Wegen der Coronakrise ist die Kurzarbeitsentschädigung derzeit in aller Munde: Bei Arbeitsausfällen aus wirtschaftlichen Gründen übernimmt die Arbeitslosenversicherung 80 Prozent des Verdienstausfalls, sofern es sich nicht um betriebsübliche Ausfälle oder normale saisonale Schwankungen handelt. Die Abrechnung läuft dabei vollständig über den Arbeitgeber: Dieser muss die Gründe für die Kurzarbeit darlegen und auch detaillierte Formulare mit den genauen Ausfallstunden der betroffenen Arbeitnehmer liefern. Die Angaben werden überprüft, mal genau, mal etwas weniger genau.

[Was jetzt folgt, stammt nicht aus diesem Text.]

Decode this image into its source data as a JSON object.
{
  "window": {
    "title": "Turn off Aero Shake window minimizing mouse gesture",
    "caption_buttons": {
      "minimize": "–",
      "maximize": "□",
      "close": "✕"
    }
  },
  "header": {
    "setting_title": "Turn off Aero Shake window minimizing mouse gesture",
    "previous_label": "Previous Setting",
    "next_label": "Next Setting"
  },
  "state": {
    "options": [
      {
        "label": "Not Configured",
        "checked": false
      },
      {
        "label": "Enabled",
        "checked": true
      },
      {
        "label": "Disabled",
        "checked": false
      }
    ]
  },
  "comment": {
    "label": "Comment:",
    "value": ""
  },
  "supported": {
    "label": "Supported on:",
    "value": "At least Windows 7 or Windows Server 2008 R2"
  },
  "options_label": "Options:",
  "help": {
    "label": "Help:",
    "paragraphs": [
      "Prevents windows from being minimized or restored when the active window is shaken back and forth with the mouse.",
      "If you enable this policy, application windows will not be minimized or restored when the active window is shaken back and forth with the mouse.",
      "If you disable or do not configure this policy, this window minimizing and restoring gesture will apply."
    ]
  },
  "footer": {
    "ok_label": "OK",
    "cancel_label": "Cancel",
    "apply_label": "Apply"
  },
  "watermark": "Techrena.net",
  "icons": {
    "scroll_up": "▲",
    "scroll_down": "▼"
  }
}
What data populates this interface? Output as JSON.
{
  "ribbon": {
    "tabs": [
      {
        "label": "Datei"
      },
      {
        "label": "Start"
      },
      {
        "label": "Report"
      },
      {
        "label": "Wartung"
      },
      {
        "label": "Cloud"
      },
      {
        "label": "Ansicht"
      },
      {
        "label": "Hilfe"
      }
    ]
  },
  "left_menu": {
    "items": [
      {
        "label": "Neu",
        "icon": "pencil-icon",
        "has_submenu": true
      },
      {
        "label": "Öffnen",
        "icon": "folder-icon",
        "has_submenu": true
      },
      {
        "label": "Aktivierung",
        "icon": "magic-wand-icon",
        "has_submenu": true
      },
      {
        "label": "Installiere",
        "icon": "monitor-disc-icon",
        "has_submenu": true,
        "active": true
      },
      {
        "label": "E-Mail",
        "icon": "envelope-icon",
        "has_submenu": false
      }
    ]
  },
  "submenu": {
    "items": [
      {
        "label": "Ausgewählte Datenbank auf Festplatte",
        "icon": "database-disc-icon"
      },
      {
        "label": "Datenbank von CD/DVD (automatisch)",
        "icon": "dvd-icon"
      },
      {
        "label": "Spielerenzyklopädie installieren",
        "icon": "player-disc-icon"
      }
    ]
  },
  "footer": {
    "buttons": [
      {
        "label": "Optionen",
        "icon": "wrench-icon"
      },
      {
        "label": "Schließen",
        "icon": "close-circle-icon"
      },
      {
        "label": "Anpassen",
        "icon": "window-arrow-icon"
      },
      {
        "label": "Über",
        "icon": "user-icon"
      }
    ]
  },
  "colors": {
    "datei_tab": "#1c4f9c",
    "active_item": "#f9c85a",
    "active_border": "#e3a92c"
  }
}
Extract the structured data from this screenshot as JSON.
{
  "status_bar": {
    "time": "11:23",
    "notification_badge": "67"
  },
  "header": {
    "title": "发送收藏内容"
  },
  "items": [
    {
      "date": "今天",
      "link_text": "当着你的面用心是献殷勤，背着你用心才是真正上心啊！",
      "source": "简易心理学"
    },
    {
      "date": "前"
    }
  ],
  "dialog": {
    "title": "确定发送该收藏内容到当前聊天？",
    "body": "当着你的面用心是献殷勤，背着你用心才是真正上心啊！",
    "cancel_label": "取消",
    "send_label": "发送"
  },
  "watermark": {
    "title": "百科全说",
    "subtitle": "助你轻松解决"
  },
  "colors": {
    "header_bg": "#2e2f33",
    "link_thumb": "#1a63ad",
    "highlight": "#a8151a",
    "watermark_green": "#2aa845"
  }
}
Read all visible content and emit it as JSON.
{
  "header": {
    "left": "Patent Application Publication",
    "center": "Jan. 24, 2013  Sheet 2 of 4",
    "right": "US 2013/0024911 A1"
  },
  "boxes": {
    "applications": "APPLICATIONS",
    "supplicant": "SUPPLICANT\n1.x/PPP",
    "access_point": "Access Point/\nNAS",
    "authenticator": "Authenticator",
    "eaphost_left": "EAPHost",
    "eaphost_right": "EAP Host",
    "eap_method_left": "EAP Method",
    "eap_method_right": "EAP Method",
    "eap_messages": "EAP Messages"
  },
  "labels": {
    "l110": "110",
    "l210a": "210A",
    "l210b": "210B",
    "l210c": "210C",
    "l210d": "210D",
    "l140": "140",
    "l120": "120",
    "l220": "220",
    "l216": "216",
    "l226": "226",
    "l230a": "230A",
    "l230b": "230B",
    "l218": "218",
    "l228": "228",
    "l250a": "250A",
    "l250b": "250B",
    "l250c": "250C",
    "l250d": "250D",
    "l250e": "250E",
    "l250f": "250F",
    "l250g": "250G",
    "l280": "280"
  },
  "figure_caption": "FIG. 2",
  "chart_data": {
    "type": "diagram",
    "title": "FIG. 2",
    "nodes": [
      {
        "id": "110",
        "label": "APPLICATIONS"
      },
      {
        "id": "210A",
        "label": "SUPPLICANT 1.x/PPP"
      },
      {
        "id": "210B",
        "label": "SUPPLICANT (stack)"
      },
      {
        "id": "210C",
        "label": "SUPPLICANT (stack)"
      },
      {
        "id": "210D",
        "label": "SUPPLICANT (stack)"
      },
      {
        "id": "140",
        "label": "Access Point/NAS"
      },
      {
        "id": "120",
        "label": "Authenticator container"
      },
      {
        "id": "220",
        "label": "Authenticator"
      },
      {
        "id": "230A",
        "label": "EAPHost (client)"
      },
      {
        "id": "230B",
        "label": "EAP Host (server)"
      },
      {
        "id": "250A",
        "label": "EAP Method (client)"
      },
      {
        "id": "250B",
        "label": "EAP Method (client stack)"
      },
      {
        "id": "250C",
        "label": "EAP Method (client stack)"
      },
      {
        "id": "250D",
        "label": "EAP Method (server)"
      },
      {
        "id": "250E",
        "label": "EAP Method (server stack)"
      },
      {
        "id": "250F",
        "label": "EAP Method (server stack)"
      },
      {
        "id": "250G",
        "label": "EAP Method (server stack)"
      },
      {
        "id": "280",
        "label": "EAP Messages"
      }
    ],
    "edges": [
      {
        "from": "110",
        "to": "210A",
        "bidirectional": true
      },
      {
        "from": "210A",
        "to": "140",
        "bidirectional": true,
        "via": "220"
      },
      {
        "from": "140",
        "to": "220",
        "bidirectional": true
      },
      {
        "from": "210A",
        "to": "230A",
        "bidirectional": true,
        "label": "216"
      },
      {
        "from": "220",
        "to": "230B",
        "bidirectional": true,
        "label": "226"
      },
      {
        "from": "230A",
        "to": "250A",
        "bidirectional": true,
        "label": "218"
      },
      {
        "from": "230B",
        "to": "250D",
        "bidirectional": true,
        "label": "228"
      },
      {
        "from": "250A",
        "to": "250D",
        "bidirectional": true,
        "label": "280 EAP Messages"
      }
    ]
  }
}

Im Dezember 2012 meldete sich auch der heute 64-jährige Geschäftsführer und Verwaltungsratspräsident einer Basler IT-Personalberatungsfirma bei der Arbeitslosenkasse und begründete die Kurzarbeit in seiner Firma mit kurzfristigen Problemen in der Finanzbranche. Seine Angaben waren allerdings falsch: Die ausgefallenen Stunden gab er für einen Mitarbeiter im Februar 2013 um 16 Stunden und im März 2013 um 25 Stunden zu hoch an, die Versicherung zahlte 1600 Franken zu viel aus.

Ähnlich lief es mit einer Mitarbeiterin im Mai 2013, für die 33 ausgefallene Stunden abgerechnet wurden. Tatsächlich war sie aber in den Ferien, was definitiv nicht als Kurzarbeit gilt. Ein weiterer Mitarbeiter wurde zur regelrechten Milchkuh: Für ihn rechnete der 64-Jährige während der Jahre 2013 und 2015 jeweils über mehrere Monate insgesamt 150 900 Franken zu viel ab. Zumindest im Februar 2015 klang die Begründung nachvollziehbar: Wegen der weggefallenen Kursbindung an den Euro seien im Umfeld verschiedene Projekte gestoppt worden. Der Einbruch der Auftragssituation sei aber bloss vorübergehend, schrieb der Geschäftsführer damals.

Weitere Versuche für den Frühling 2016 scheiterten, dabei sollten weitere 9300 Franken an Entschädigungen kassiert werden. Die Sache flog auf, insgesamt hatte die Firma rund 145000 Franken an Kurzarbeitsentschädigung ertrogen. Der 64-Jährige gab die Sache zu, bezahlte die Summe prompt zurück und einigte sich mit der Basler Staatsanwaltschaft auf eine Verurteilung wegen gewerbsmässigen Betrugs sowie eine bedingte Freiheitsstrafe von neun Monaten. Voraussetzung dafür ist das Einverständnis der geschädigten Partei. Wie Staatsanwalt Urs Müller auf Anfrage betonte, sei das milde Strafmass hauptsächlich auf die vollständige Rückzahlung der Gelder zurückzuführen.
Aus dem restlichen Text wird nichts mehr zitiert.